I was wearing a suit and tie and drinking Merlot at the Jersey Shore when “Don’t Stop Believing” played before the screen abruptly cut to black. What should have been the final moments of Tony Soprano’s life unfolding in the June finale of “The Sopranos” left people wondering what had just happened. What I didn’t know was that the finale also signaled the beginning of the end for the sports world in the summer of 2007.

Americans cared about soccer for about seven minutes, Pacman Jones stepped into the wrestling ring and, with arguably the worst NBA Finals in league history, another Tour de France doping allegation surfaced.

Then there were the untimely deaths of college basketball coach Skip Prosser and baseball coach Mike Coolbaugh and, of course, the ongoing saga of what sadly appears to be a cover-up in the Pat Tillman case.
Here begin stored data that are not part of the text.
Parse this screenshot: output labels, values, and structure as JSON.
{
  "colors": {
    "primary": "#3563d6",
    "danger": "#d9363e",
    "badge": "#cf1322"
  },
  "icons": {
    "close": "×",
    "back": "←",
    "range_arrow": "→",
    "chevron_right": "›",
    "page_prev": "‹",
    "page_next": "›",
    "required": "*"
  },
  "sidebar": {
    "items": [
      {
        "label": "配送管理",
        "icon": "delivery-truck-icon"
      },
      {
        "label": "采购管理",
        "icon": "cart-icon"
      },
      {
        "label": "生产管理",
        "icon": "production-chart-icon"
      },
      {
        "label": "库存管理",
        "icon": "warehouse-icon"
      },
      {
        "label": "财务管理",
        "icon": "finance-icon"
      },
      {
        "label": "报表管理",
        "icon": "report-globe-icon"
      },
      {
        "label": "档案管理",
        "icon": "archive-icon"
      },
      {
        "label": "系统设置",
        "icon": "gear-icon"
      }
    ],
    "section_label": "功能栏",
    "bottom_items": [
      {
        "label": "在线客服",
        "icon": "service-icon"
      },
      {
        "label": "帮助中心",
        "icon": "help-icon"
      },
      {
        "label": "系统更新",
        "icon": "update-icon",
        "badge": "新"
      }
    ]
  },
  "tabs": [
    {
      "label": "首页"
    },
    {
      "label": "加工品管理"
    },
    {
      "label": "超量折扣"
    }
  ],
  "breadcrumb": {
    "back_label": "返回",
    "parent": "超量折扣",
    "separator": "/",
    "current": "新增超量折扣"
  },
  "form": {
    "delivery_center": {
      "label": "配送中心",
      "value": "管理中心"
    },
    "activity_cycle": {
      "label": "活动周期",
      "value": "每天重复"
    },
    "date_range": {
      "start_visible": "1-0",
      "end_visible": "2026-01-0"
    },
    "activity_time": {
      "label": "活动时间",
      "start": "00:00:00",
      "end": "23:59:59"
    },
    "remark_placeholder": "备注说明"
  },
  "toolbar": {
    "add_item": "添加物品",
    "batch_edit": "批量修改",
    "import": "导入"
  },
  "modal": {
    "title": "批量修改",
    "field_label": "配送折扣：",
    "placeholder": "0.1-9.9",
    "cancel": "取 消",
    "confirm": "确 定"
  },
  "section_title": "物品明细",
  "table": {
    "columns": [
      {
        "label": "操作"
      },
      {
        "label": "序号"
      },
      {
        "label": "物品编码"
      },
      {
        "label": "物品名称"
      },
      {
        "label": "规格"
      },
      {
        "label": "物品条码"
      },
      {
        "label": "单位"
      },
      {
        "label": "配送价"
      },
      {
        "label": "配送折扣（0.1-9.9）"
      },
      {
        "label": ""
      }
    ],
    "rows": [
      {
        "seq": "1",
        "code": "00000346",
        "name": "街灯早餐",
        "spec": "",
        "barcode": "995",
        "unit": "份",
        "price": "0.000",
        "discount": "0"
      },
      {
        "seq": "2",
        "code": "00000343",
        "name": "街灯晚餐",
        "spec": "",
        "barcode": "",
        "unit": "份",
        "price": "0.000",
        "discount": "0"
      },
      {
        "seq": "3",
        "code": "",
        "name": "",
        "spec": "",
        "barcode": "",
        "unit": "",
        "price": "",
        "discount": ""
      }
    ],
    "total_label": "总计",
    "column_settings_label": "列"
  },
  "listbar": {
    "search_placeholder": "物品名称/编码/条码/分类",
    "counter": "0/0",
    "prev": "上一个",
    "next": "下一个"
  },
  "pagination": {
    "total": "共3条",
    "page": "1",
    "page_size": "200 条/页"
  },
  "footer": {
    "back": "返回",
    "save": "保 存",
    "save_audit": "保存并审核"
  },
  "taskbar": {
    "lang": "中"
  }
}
And who could forget about the abysmal Sportscenter’s “Who’s Now?” segments.

Of course, these tragedies have certainly been overshadowed by four men who have helped bury sports – or in one case, “sports entertainment” – six feet under in the summer of 2007: Chris Benoit, Mike Vick, Tim Donaghy and Barry Bonds. Take a look at those four names again. You look at them a second time through, and all you can think of is “double murder-suicide,” “illegal dogfighting operation,” “guilty of fixing NBA games” and “awkward congratulatory recording by Hank Aaron.” Not exactly the boys of summer Don Henley spoke of in 1984.

What the hell just happened? How did we get here? How can we recover from the boys of summer? Is that even possible?

As bad as this summer was for a sports fan, and believe me, it entered the Ben Affleck level of bad once the Donaghy scandal broke, this summer gave us feel-good stories such as the improbable comeback attempts of Jon Lester, Rick Ankiel and Priest Holmes, and brought us moments of happiness from the likes of Kevin Garnett, Cal Ripken, Jr. and Tony Gwynn.

Heck, I still pull up Lebron James’ “My Lebrogative” performance from the ESPYs on YouTube when I need a good laugh, and I know you do too.

So, as we all prepare for fantasy football drafts, debate the merits of Andy Dalton as TCU’s starting quarterback and patiently wait for what has the potential to be a season for the ages from Gary Patterson and company, we must believe and keep hoping, as sports fans, that the fall will allow us to forget about the boys of summer.

But if that’s not possible, then the joy of fall sports will die a slower, more methodical death than that of everybody’s favorite New Jersey sociopath.